ESRA 2017 Programme
|ESRA Conference App|
Thursday 20th July, 14:00 - 15:30 Room: Q2 AUD1 CGD
Assessing the Quality of Survey Data 5
|Chair||Professor Jörg Blasius (University of Bonn )|
Session DetailsThis session will provide a series of original investigations on data quality in both national and international contexts. The starting premise is that all survey data contain a mixture of substantive and methodologically-induced variation. Most current work focuses primarily on random measurement error, which is usually treated as normally distributed. However, there are a large number of different kinds of systematic measurement errors, or more precisely, there are many different sources of methodologically-induced variation and all of them may have a strong influence on the “substantive” solutions.
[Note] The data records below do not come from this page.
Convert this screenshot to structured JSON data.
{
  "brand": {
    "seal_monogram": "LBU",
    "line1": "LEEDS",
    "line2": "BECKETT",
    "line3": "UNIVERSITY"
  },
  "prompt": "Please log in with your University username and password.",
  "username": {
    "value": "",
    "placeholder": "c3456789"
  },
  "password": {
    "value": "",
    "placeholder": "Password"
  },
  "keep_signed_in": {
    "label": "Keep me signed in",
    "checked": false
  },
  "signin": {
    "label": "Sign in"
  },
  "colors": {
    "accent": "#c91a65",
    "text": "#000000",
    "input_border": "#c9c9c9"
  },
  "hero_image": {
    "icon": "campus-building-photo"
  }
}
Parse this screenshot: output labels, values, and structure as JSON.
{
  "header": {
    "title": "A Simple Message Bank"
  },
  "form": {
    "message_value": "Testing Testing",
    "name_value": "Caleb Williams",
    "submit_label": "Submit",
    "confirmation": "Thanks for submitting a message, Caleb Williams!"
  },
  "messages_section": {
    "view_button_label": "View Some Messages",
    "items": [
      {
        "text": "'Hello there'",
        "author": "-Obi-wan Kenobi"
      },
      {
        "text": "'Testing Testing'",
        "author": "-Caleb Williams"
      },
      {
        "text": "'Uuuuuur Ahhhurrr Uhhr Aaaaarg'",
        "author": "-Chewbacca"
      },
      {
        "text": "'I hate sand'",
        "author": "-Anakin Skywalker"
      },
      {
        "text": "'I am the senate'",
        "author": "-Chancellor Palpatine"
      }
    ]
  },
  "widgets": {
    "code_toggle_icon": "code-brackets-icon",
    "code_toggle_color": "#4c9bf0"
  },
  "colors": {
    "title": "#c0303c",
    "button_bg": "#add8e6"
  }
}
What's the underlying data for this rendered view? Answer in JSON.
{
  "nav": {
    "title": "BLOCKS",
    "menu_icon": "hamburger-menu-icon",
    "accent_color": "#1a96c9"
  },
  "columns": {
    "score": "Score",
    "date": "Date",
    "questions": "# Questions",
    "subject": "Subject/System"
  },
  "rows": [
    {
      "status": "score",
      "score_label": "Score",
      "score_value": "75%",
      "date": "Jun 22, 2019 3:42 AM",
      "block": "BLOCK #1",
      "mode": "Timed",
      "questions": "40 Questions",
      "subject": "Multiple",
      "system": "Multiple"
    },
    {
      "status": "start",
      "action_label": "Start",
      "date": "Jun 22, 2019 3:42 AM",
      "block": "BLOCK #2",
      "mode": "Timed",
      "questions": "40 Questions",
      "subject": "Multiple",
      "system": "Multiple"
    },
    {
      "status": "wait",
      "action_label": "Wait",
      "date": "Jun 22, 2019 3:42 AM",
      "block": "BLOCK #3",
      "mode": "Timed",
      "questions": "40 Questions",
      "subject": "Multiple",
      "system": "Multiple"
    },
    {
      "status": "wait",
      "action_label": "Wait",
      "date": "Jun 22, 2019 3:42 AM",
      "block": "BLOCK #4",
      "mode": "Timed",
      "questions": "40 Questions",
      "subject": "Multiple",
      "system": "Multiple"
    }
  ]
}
To the sources of methodologically-induced variation belong response sets and response styles, misunderstandings of questions, translation and coding errors, uneven standards between the research institutes involved in the data collection (especially in cross-national research), item- and unit non-response, as well as faked interviews. We will consider data as of high quality in case the methodologically-induced variation is low, i.e. the differences in responses can be interpreted based on theoretical assumptions in the given area of research. The aim of the session is to discuss different sources of methodologically-induced variation in survey research, how to detect them and the effects they have on the substantive findings.
Paper Details1. Attitudes towards Surveys, Evaluation of Survey Experience and Respondents’ Susceptibility to Nonresponse in Online Panels
Mr Niklas Jungermann (University of Kassel, Germany)
Professor Volker Stocké (University of Kassel, Germany)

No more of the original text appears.